Today IBM announced the availability of Secure Execution for IBM Z. Secure Execution is an IBM LinuxONE and Linux on IBM Z exclusive trusted execution environment (TEE) technology that is designed to protect and isolate workloads better than a standard software environment, from both internal and external threats.

As an infrastructure developer, I was interested to learn more about the technology behind this new feature, so I sat down with Jonathan Bradbury, Senior Technical Staff Member at IBM working on Secure Execution, to go through the basics of what Secure Execution actually provides on a technical level.

At its core, a Secure Execution provides a KVM-based virtual machine that is fully isolated and protected from the hypervisor with encryption keys that only the IBM Z hardware and firmware have access to.

In practice, an encrypted Linux image is created using the host public key and a customer-specific key. Since the encryption keys are stored on the IBM Z hardware and firmware, the encrypted image can only be executed in a virtual machine on the host(s) it has been prepared for, and the image can’t be decrypted or tampered with outside of the designated host(s). In addition, your unencrypted virtual machine memory cannot be accessed by the host operating system either.

Figure 1

Applications are then run inside of that virtual machine, allowing the owner of the application to focus on just disk and network data encryption, both of which can be easily handled in userland.

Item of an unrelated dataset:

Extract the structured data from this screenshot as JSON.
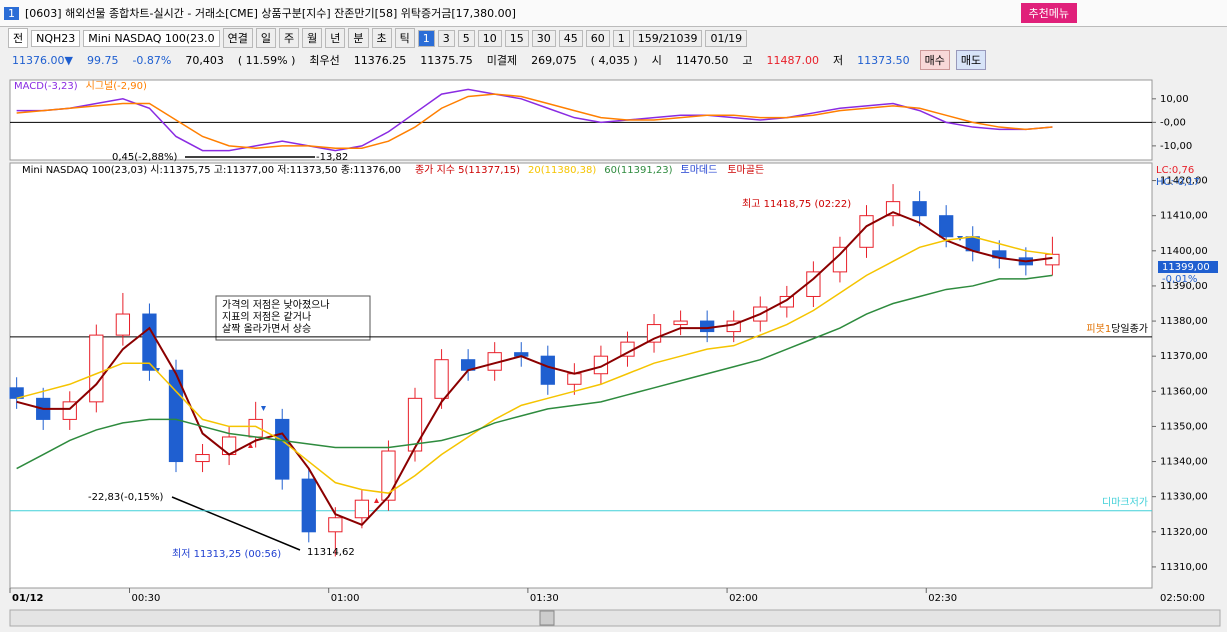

Beyond an on-premises model, the door is also open for integration into your hybrid cloud solution. In an environment where you’re running Kubernetes across platforms, you can also imagine the benefits of exploiting Secure Execution to protect individual containers. This would enable you to protect individual containerized applications, such as sensitive databases and blockchain services, from an off-platform Kubernetes master. In this model, Kubernetes still manages the orchestration of containers, both on x86 and IBM Z, but it has no access to the data inside the Secure Execution environment container.